In Ireland, the UK, western europe even, there isn't much climate. Or rather, there's only one so you don't notice it.
As you go south, it gets warmer, as you go north it gets colder and wetter. Easy. Rain in the west of Ireland means rain eventually
everywhere else. Straightforward.
Not America. If there's rain in Seattle, in the western Cascades where Mt. Rainier is? No problem. Drive east. You leave
the Pacific Northwest behind, the temperate rainforests, crest the mountains, and three hours later you're in desert.
No rain, almost never. Very little life at all, just dry, yellow sagebrush. It's the rainshadow effect, caused by 3000m mountains. So we left the green and the
rain of western Washington State behind and stayed a night on the cool desert of the east. And of course, to complete the effect,
we crossed the giant Columbia River, millions of tonnes of water flowing through this parched zone. All that water, but no good to the
desert at all, unless assisted by irrigation: because there's no rain.
Glacier NP
Glacier National Park is a northern section of the rockies carved into fantastic colls and knife-edged ridges by the action of glaciers.

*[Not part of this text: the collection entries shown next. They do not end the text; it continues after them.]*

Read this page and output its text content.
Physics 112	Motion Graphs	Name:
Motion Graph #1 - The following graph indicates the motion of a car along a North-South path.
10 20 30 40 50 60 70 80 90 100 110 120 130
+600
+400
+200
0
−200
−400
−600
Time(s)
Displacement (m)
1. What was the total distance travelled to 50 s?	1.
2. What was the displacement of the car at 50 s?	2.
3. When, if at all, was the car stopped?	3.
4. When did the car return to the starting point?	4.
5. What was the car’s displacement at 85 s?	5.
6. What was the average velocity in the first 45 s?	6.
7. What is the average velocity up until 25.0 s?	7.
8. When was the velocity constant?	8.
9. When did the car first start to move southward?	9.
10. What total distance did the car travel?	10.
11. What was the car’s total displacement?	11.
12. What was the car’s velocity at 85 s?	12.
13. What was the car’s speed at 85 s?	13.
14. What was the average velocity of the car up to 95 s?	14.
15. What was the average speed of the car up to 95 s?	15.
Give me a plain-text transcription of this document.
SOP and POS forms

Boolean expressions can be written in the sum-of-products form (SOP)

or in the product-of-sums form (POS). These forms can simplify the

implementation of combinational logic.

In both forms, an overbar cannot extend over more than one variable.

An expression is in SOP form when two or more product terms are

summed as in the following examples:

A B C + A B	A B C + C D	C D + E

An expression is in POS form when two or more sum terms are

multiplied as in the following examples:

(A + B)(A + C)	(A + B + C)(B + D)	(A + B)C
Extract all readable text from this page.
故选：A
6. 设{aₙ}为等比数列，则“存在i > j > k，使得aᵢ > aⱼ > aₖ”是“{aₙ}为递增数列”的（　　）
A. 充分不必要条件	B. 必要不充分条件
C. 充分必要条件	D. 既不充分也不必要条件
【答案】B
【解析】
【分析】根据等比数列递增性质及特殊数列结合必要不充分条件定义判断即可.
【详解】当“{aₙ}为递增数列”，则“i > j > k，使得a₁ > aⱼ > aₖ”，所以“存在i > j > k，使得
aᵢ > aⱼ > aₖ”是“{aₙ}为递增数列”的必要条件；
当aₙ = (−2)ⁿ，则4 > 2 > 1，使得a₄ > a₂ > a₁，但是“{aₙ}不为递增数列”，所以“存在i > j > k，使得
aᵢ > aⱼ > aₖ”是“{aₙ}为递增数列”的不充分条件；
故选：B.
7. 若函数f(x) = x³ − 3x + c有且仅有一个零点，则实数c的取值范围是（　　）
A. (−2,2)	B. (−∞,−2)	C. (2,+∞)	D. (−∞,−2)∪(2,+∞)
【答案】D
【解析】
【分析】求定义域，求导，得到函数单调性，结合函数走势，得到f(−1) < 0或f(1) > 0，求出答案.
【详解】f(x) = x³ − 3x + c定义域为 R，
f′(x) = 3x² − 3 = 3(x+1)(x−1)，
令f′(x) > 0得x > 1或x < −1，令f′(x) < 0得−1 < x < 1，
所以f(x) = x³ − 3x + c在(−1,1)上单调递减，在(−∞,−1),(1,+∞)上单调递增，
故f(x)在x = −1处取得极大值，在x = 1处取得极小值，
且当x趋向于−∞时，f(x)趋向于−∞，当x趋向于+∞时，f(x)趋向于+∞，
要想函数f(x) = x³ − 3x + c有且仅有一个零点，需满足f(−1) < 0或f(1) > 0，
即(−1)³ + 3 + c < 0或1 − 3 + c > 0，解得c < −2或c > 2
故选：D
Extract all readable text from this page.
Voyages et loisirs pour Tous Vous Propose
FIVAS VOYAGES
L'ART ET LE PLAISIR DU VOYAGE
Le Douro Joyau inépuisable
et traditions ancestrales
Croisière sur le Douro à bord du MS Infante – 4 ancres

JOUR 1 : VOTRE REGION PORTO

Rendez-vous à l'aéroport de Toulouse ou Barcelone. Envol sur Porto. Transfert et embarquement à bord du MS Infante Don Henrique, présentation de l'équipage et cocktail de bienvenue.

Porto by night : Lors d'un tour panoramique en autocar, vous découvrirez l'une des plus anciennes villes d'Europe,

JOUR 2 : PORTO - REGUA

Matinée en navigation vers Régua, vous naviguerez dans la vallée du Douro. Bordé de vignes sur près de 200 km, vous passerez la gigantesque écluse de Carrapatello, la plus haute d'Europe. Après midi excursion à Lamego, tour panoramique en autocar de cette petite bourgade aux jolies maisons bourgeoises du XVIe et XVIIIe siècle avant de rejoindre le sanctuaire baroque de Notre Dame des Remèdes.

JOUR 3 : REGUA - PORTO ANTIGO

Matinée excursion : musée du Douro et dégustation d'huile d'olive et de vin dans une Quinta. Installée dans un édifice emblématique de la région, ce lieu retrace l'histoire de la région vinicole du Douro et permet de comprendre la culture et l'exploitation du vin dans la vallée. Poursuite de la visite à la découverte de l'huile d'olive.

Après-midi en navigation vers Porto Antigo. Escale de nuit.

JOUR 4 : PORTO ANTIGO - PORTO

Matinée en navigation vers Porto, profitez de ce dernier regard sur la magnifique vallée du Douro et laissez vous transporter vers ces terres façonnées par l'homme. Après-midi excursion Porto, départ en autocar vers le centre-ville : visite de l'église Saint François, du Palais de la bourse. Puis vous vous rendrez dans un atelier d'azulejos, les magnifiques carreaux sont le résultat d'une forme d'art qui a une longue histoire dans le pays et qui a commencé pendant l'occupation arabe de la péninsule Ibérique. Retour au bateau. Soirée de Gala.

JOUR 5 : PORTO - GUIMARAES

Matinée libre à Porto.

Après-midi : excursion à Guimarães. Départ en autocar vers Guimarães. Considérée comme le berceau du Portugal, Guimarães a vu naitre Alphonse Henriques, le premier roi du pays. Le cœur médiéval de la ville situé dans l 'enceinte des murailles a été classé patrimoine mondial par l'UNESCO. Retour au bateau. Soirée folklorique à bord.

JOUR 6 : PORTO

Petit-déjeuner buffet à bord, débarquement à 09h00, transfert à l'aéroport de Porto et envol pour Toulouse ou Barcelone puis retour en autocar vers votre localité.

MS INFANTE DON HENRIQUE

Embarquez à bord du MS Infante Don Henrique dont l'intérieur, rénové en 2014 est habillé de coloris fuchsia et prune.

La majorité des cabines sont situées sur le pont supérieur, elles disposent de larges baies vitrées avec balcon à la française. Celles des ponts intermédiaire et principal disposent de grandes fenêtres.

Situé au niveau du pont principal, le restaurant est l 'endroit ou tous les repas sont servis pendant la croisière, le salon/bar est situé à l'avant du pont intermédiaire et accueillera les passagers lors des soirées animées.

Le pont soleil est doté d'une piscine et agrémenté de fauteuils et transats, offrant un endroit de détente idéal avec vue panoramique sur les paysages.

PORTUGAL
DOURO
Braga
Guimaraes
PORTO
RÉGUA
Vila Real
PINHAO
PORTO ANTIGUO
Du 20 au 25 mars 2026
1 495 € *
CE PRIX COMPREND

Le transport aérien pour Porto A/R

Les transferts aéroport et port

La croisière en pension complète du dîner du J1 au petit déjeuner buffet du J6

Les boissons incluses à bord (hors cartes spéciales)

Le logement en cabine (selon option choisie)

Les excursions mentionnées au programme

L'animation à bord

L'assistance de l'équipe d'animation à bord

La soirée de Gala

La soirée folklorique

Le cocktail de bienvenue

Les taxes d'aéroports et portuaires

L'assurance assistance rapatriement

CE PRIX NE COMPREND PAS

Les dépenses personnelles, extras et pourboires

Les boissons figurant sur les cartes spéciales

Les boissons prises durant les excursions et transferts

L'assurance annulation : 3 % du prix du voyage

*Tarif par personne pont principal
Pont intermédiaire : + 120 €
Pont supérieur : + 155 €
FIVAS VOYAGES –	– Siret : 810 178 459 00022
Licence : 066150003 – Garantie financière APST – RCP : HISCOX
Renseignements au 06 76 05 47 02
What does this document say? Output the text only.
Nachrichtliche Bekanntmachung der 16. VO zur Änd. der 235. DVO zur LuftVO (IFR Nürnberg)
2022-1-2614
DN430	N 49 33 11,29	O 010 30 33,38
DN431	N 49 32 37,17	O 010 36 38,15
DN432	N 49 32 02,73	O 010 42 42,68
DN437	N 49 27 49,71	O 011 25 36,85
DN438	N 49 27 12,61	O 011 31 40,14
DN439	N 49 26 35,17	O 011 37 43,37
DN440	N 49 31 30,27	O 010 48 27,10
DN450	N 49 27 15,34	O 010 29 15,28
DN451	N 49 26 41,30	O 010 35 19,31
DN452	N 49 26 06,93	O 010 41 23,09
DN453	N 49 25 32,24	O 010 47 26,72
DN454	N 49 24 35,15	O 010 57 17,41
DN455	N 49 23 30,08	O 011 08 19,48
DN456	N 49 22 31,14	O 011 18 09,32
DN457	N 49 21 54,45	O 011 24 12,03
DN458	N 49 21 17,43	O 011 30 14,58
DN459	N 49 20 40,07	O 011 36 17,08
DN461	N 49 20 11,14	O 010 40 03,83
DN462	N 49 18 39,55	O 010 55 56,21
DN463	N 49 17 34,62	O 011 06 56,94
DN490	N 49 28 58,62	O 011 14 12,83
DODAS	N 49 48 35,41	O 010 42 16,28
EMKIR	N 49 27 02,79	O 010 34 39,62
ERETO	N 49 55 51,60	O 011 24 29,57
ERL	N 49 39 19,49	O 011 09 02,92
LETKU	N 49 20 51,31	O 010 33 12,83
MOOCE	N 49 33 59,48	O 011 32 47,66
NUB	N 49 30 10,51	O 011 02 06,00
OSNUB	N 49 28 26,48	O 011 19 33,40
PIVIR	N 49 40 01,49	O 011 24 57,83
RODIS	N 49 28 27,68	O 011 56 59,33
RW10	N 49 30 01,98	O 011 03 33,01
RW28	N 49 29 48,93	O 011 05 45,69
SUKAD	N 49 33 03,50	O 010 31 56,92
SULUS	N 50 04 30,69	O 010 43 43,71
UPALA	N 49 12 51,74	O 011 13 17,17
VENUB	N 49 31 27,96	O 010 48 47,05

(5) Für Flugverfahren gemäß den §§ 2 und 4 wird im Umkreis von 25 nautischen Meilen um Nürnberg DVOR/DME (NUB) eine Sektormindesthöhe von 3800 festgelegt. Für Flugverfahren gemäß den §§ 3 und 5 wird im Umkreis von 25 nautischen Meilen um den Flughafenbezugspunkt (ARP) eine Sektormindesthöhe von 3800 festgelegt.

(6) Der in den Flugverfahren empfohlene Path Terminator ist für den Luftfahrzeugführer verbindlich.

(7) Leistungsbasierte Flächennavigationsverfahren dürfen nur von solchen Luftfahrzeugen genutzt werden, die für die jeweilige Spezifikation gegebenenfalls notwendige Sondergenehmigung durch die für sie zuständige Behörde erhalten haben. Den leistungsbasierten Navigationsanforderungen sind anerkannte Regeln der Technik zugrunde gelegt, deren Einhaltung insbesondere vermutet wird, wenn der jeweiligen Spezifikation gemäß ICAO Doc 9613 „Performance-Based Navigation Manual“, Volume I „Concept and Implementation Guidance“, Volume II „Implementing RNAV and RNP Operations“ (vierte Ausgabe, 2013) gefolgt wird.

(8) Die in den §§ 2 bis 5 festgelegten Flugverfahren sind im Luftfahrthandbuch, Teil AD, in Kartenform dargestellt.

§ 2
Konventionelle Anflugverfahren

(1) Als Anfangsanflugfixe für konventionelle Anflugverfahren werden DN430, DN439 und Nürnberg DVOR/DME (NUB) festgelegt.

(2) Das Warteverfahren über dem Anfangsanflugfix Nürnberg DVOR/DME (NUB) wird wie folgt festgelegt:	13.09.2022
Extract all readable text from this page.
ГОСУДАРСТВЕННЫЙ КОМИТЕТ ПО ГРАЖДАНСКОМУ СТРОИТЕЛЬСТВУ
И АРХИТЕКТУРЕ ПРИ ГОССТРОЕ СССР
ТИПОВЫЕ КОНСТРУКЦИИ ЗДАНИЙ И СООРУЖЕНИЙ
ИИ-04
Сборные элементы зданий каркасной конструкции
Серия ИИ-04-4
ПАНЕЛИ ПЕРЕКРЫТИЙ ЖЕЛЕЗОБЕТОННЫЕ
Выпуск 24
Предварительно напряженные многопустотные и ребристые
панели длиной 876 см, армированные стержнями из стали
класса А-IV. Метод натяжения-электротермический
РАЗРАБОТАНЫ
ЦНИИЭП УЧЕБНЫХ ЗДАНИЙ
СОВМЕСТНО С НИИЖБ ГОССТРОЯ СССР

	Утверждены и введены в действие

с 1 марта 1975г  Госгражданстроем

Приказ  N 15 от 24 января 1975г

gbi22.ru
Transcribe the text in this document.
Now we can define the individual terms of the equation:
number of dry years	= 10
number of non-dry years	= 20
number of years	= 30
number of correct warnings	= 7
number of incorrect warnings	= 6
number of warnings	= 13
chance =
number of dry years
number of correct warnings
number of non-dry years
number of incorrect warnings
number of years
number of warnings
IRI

We went for a long hike, fifteen miles along ridges and valleys, beside stern mountain teeth gaping at the sky. We climbed over
the Continental Divide, where I ceremoniously poured out some water, half to flow on one side to the Pacific and half to the Atlantic. The air was cool, but the sun blazed down as if
a reward for daring to come here a week before the park closed.
That night my team cooked in camp, the first team meal. I chose to make a beef stew for simple filling nourishment, and we had
Baileys and hot chocolate for desert. As we sat under the stars, enjoying the fruits of our labours, I thought, camping in October, what a good idea.
Montana
Fall has come to Montana, in the brilliant yellows of dying aspen leaves, in the reds of shrubs and berry bushes, all contrasted
against the dark green of pines and the slumbering greys of the rocky mountains. The land is vast and lit with glowing, filled with energy.
The energy is in the air, the cold clean air. The people are warm, friendly, polite,
but there's something extra. A hidden reserve of strength, charging up in America, waiting to spring. Energy in fall colours,
gathering, glowing against the dark. When will the winter storm begin?